ブラウニー2個で1000円

緊急事態宣言で暇になるかと思っていましたが、意外とそうでもないです(今のところ)。

コロナ以来、姿を見せなくなった方もいるが、不思議なものでその穴を埋めるかのように別の方が来られる。

しかし、「いつも同じ顔触れ」だとしたら、少々不健全のような気がする。

肉体と同じで新陳代謝はある程度保たれていた方がよい。

 

今日の午後、野暮用で名駅の方まで行く用事があった。

朝、オフィスに入ったら、完全に引きこもりになる自分にとって、昼間に外出するというのは異例なことである。

すると、駅前の交差点でだれかに声を掛けられたような気がした。

「気がした」というのは、その声がとても弱々しく自信のない声だったからだ。

振り返ると見すぼらしい恰好をした浅黒い顔の女性が立っている。

明らかに日本人ではない女性。

怪しげな雰囲気だし、普段ならそのまま無視するのだが、今回は瞬間的にその女性の素性が気になったので立ち止まって話を聞いてみた。

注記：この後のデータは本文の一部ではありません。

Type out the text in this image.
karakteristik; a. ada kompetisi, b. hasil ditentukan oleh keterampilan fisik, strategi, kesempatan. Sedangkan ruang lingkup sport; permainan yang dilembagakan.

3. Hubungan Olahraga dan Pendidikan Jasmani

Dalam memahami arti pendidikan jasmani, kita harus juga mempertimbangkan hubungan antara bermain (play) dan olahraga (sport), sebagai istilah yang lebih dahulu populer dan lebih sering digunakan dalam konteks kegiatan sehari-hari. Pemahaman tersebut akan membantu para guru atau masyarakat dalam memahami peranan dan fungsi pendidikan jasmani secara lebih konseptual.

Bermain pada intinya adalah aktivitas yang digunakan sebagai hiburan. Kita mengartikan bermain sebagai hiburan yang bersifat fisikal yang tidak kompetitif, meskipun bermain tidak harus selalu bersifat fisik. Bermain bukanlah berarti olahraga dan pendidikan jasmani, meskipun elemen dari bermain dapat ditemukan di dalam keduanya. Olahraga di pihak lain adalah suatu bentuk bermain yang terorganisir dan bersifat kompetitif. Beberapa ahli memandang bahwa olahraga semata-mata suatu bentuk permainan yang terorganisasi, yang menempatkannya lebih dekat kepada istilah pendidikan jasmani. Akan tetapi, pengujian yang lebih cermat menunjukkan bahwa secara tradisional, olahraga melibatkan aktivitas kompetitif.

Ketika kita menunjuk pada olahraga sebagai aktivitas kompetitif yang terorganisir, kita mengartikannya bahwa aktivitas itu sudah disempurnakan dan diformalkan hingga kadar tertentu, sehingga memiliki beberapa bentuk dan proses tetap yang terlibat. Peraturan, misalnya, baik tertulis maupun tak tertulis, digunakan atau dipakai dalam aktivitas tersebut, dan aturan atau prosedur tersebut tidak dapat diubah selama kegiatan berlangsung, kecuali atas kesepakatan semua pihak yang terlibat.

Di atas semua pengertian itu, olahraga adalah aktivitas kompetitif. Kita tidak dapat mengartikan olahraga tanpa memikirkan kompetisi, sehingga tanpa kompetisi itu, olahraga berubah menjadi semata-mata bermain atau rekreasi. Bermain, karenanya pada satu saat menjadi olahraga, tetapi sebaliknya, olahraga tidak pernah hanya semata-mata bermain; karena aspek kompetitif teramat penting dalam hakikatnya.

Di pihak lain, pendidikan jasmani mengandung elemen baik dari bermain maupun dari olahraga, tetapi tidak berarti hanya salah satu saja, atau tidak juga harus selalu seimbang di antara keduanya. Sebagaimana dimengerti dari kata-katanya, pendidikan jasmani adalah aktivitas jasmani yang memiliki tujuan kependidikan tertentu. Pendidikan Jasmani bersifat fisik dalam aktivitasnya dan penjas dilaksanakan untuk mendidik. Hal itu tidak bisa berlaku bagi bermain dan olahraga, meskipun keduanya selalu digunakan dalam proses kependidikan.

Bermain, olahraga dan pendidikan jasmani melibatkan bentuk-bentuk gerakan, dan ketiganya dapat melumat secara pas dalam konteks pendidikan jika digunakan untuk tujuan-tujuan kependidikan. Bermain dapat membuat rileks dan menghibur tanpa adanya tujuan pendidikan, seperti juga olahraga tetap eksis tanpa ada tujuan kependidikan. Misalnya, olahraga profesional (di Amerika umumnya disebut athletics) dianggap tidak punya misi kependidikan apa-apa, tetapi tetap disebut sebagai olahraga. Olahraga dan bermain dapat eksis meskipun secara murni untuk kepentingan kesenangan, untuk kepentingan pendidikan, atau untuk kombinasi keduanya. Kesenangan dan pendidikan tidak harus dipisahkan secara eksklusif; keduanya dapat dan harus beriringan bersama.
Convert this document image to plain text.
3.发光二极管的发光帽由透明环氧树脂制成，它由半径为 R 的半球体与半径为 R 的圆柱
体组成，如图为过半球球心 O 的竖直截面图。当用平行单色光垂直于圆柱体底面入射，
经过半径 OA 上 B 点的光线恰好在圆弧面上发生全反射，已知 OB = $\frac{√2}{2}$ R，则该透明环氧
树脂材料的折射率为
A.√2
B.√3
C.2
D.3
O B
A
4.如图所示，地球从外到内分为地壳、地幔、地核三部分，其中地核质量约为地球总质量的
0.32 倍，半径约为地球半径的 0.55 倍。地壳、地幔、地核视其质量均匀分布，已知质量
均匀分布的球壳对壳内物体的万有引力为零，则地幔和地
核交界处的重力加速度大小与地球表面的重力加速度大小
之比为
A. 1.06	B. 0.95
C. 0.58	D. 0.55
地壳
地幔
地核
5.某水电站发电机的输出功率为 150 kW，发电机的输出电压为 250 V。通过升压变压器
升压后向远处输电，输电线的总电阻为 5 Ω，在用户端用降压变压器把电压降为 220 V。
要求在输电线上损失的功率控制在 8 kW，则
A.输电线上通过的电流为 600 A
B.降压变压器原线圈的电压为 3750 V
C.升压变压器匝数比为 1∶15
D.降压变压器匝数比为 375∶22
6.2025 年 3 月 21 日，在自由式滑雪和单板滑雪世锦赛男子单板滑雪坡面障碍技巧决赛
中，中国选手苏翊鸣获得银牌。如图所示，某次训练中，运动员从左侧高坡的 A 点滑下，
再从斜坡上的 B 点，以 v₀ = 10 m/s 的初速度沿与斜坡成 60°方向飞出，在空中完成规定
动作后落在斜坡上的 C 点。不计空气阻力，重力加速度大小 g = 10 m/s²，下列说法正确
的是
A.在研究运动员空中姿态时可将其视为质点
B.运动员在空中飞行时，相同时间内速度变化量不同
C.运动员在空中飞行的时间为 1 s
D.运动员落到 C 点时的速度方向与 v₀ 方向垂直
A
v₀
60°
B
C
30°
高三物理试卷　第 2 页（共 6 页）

すると、カバンの中にあるものを買ってほしいとのことだった。

見るとブラウニーというお菓子。

 

アメリカにいるときに食べたことがある。決して、自ら選んで食べるお菓子ではないので、ほぼ無料のものや誰かにもらったものだが。

コロナで仕事がなく、ブラウニーを売って日銭を稼いでいるようだった。

確かにこの状況下で海外に在住している外国人は、とても厳しい状況だろう。

ぼくもアメリカに長いこと住んでいたので、外国での生活が外国人にとっていかに制限の多いものであるかは理解している。

だから、たまに外国人を見かけると、昔の自分のことを思い出し、「彼らは日本で苦しい思いをしていないのかなあ」などと余計な心配をしてしまうことがよくある。

話をブラウニー売りの女性に戻す。

聞くと1個500円だと言う。

5㎝四方の普通サイズのブラウニーだ。

コンビニで買えばおそらく200円もしないと思う。

そして、ぼくが通常モードなら、間違いなく値切っている(笑)。

懐を確かめてみると、なんと1000円しか持っておらず、結局ブラウニーを2個しか買えなかった。

オフィスに戻って、ちょうど小腹も空いていたので、白湯(最近はいつもこれ)といっしょにブラウニーを1個いただきました。

残りの1個は明日のおやつにしよう。

味は極々普通のブラウニーだった。